Telescopes around the world captured the brightest cosmic explosion of all time in October 2022, which an international team of scientists has now sought to explain why it was considered so exceptional.
The international team, led by the University of Washington, published an article in the journal Science Advances on Wednesday explaining the reason for this explosion, which has been dubbed the “Brightest Of All Time” (BOAT – Brightest Of All Time). , in English). ), it was so dazzling
Gamma-ray bursts are the most violent and energetic explosions in the universe, capable of releasing in a few seconds the same amount of energy as the Sun during its lifetime.
On October 9, 2022, the GRB 221009A explosion occurred after the collapse of a very massive star and the subsequent birth of a black hole.
This entire event caused an immensely bright “flash” of gamma rays that was followed by a slow glow of light.
To analyze it, the team examined a large amount of multi-wavelength data from BOAT and came to a conclusion: The initial explosion (GRB 221009A) headed straight for Earth, carrying an unusual amount of stellar material with it.
The researchers found that GRB 221009A’s jet of matter had a narrow core “with broad, canted wings,” a feature that distinguishes it from the types of jets seen in gamma-ray bursts produced by other cataclysms.
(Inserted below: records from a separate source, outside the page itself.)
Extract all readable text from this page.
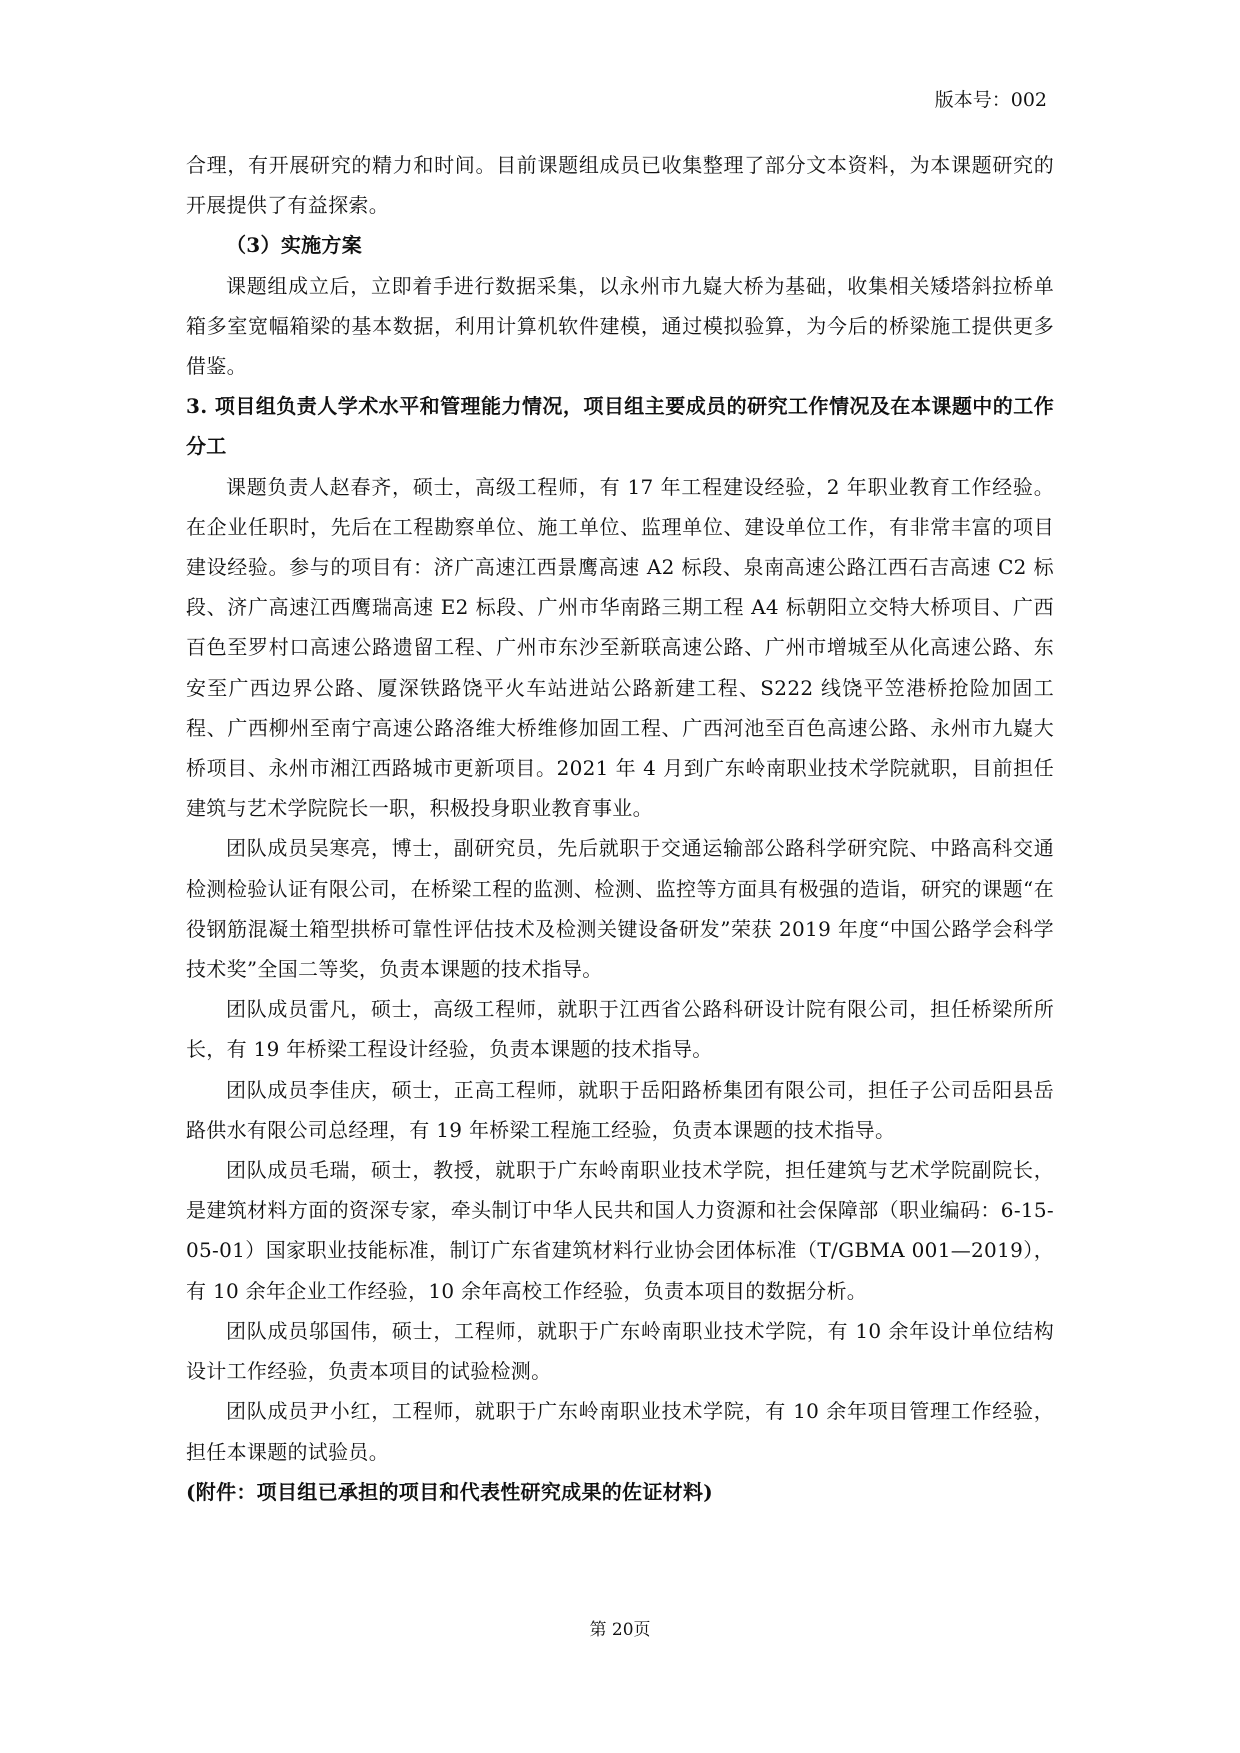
版本号：002

合理，有开展研究的精力和时间。目前课题组成员已收集整理了部分文本资料，为本课题研究的开展提供了有益探索。

（3）实施方案

课题组成立后，立即着手进行数据采集，以永州市九嶷大桥为基础，收集相关矮塔斜拉桥单箱多室宽幅箱梁的基本数据，利用计算机软件建模，通过模拟验算，为今后的桥梁施工提供更多借鉴。

3. 项目组负责人学术水平和管理能力情况，项目组主要成员的研究工作情况及在本课题中的工作分工

课题负责人赵春齐，硕士，高级工程师，有 17 年工程建设经验，2 年职业教育工作经验。在企业任职时，先后在工程勘察单位、施工单位、监理单位、建设单位工作，有非常丰富的项目建设经验。参与的项目有：济广高速江西景鹰高速 A2 标段、泉南高速公路江西石吉高速 C2 标段、济广高速江西鹰瑞高速 E2 标段、广州市华南路三期工程 A4 标朝阳立交特大桥项目、广西百色至罗村口高速公路遗留工程、广州市东沙至新联高速公路、广州市增城至从化高速公路、东安至广西边界公路、厦深铁路饶平火车站进站公路新建工程、S222 线饶平笠港桥抢险加固工程、广西柳州至南宁高速公路洛维大桥维修加固工程、广西河池至百色高速公路、永州市九嶷大桥项目、永州市湘江西路城市更新项目。2021 年 4 月到广东岭南职业技术学院就职，目前担任建筑与艺术学院院长一职，积极投身职业教育事业。

团队成员吴寒亮，博士，副研究员，先后就职于交通运输部公路科学研究院、中路高科交通检测检验认证有限公司，在桥梁工程的监测、检测、监控等方面具有极强的造诣，研究的课题“在役钢筋混凝土箱型拱桥可靠性评估技术及检测关键设备研发”荣获 2019 年度“中国公路学会科学技术奖”全国二等奖，负责本课题的技术指导。

团队成员雷凡，硕士，高级工程师，就职于江西省公路科研设计院有限公司，担任桥梁所所长，有 19 年桥梁工程设计经验，负责本课题的技术指导。

团队成员李佳庆，硕士，正高工程师，就职于岳阳路桥集团有限公司，担任子公司岳阳县岳路供水有限公司总经理，有 19 年桥梁工程施工经验，负责本课题的技术指导。

团队成员毛瑞，硕士，教授，就职于广东岭南职业技术学院，担任建筑与艺术学院副院长，是建筑材料方面的资深专家，牵头制订中华人民共和国人力资源和社会保障部（职业编码：6-15-05-01）国家职业技能标准，制订广东省建筑材料行业协会团体标准（T/GBMA 001—2019），有 10 余年企业工作经验，10 余年高校工作经验，负责本项目的数据分析。

团队成员邬国伟，硕士，工程师，就职于广东岭南职业技术学院，有 10 余年设计单位结构设计工作经验，负责本项目的试验检测。

团队成员尹小红，工程师，就职于广东岭南职业技术学院，有 10 余年项目管理工作经验，担任本课题的试验员。

(附件：项目组已承担的项目和代表性研究成果的佐证材料)

第 20页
These features may also explain why scientists continued to see GRB 221009A’s multi-wavelength glow months after the explosion, the study concludes.
This discovery is “a major step forward in understanding gamma-ray bursts and shows that the most extreme bursts do not obey the standard physics assumed for ordinary gamma-ray bursts,” said Brendan O’Connor, a graduate student at the Washington University. and lead author of the study.
O’Connor’s team used one of the two telescopes at the Gemini Observatory in southern Chile to observe the event in October.
The findings will feed into future studies of gamma-ray bursts and will encourage scientists to create simulations of the jet structures of gamma-ray bursts.
“For a long time we thought that the jets were shaped like ice cream cones,” said Alexander van der Horst, a professor of physics at the University of Washington and a co-author of the study.
“However, some gamma-ray bursts from recent years, and in particular the work presented here, show that we need more complex models and detailed computer simulations of gamma-ray burst jets,” he added.